Funny clips and failures in youthspeak are trivial, yes, but there are real numbers to back up the unfortunate impression they leave. According to a new poll from the Associate Press and the University of Chicago, Clinton leads Trump among voters 18 to 30, but 45% of those polled were undecided, not voting, or voting for someone other than the two major party nominees. To make matters worse, 53% of those planning to vote for Clinton said they were voting more ‘against Trump’ than ‘for her.’ So the question remains for young voters: Now that Bernie’s hopped on the Hillary bandwagon, will they? We took to the streets to ask members of this key demographic how they really feel about a Clinton presidency:
“Many people say they don’t trust Clinton. In my view, it is hard to trust someone who you come into contact with briefly or through a TV screen. Clinton does have the administration with her and the email scandals, but at the end of the day, I think she’s the best America can have at the moment. Being female I do feel the need for stronger female representation in all areas of life, not just politics. All in all I am neutral to positive on Clinton.”
“With everything going on domestically and globally I honestly don’t know what to expect, other than a challenge. I’m guilty of being more fearful of trump than passionate about anyone else. I don’t buy that she’s ‘untrustworthy,’ though.”
— Paula, 27
“The idea of Trump is just so horrifying. I understand why people do not have a liking for her, but her experience is undeniable. And I am personally not offended by her.”
“I’m not really into politics, but it seems this election is pretty much damned if you do, damned if you don’t. Still a superior choice to Trump but not the candidate anyone really wanted.”
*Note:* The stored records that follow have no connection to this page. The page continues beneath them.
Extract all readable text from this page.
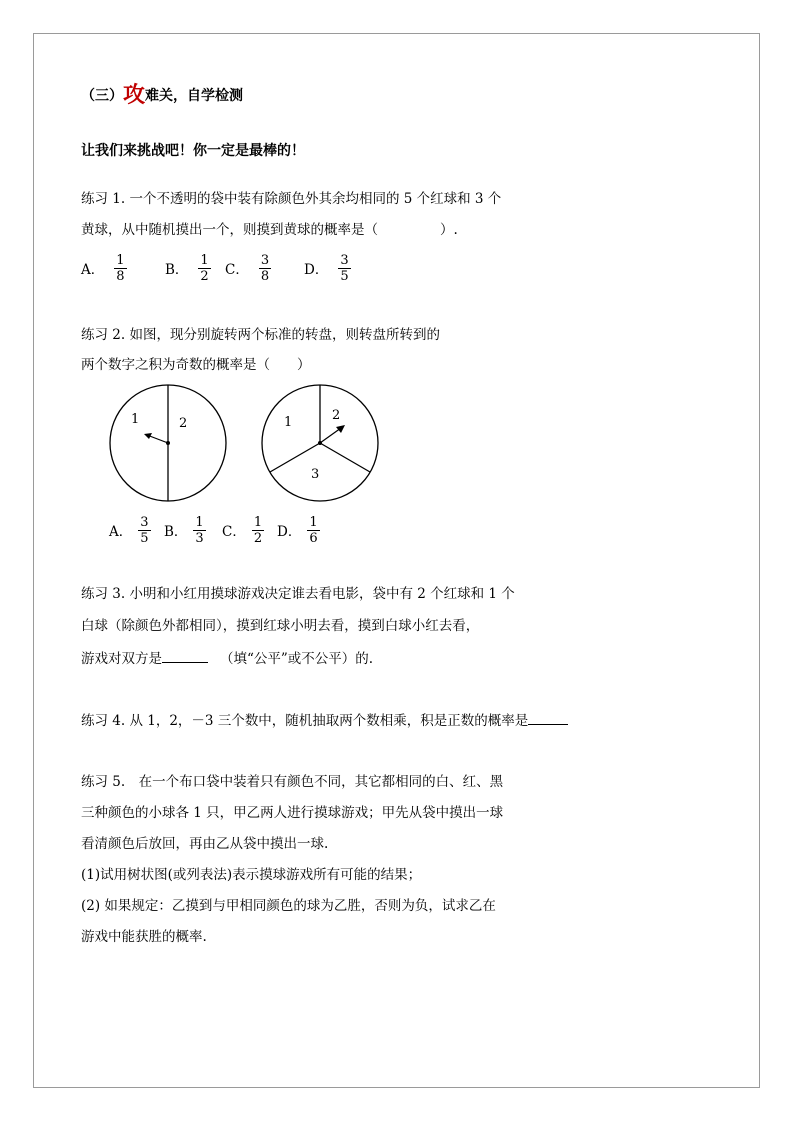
（三）攻难关，自学检测
让我们来挑战吧！你一定是最棒的！
练习 1. 一个不透明的袋中装有除颜色外其余均相同的 5 个红球和 3 个
黄球，从中随机摸出一个，则摸到黄球的概率是（	）.
A． $\frac{1}{8}$	B． $\frac{1}{2}$ C． $\frac{3}{8}$ D． $\frac{3}{5}$
练习 2. 如图，现分别旋转两个标准的转盘，则转盘所转到的
两个数字之积为奇数的概率是（　　）
1	2	1	2
3
A． $\frac{3}{5}$ B． $\frac{1}{3}$ C． $\frac{1}{2}$ D． $\frac{1}{6}$
练习 3. 小明和小红用摸球游戏决定谁去看电影，袋中有 2 个红球和 1 个
白球（除颜色外都相同），摸到红球小明去看，摸到白球小红去看，
游戏对双方是	（填“公平”或不公平）的.
练习 4. 从 1，2，－3 三个数中，随机抽取两个数相乘，积是正数的概率是
练习 5.　在一个布口袋中装着只有颜色不同，其它都相同的白、红、黑
三种颜色的小球各 1 只，甲乙两人进行摸球游戏；甲先从袋中摸出一球
看清颜色后放回，再由乙从袋中摸出一球.
(1)试用树状图(或列表法)表示摸球游戏所有可能的结果；
(2) 如果规定：乙摸到与甲相同颜色的球为乙胜，否则为负，试求乙在
游戏中能获胜的概率.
I think Hillary Clinton is going to make an excellent president. I’m excited by her thoughtfulness and experience, and I think that she’s going to build on the foundation Obama created. I also think this campaign is going to host more progressive debates than ever before, as evidenced by the Bernie contingent, which is great.”
“It’s going to be difficult for Hillary to be president because of all the opposition she is facing because of the DNC and her email controversy, not because of her as a person. But it’s going to be the senate that can make or break her. She can be hit or miss, but most people agree it’s better her than Trump.”
“Congress will still be controlled by hostile Republicans, so she will not change much from what Obama has done. For instance, I think she’ll fail to close Gitmo.”
I think that a Clinton presidency would probably look very much like the Obama presidency, with her continuing a lot of his initiatives and getting to things that he perhaps wanted to but wasn’t able to. I don’t distrust Hillary, and I wouldn’t go so far as to say she is untrustworthy. I know a lot of people see the email thing as a red flag, but I don’t think there’s anyone out there that does everything correctly, and I don’t think that that situation should be held against her too much.”
“I think Clinton is qualified politically. She will face large opposition in the Republican party, but she is also diplomatic. She is not consistent on some concerning issues such as the minimum wage, universal healthcare, and conflicts abroad but she has solid policies and long term plans.”
Jasmin Palmer contributed reporting.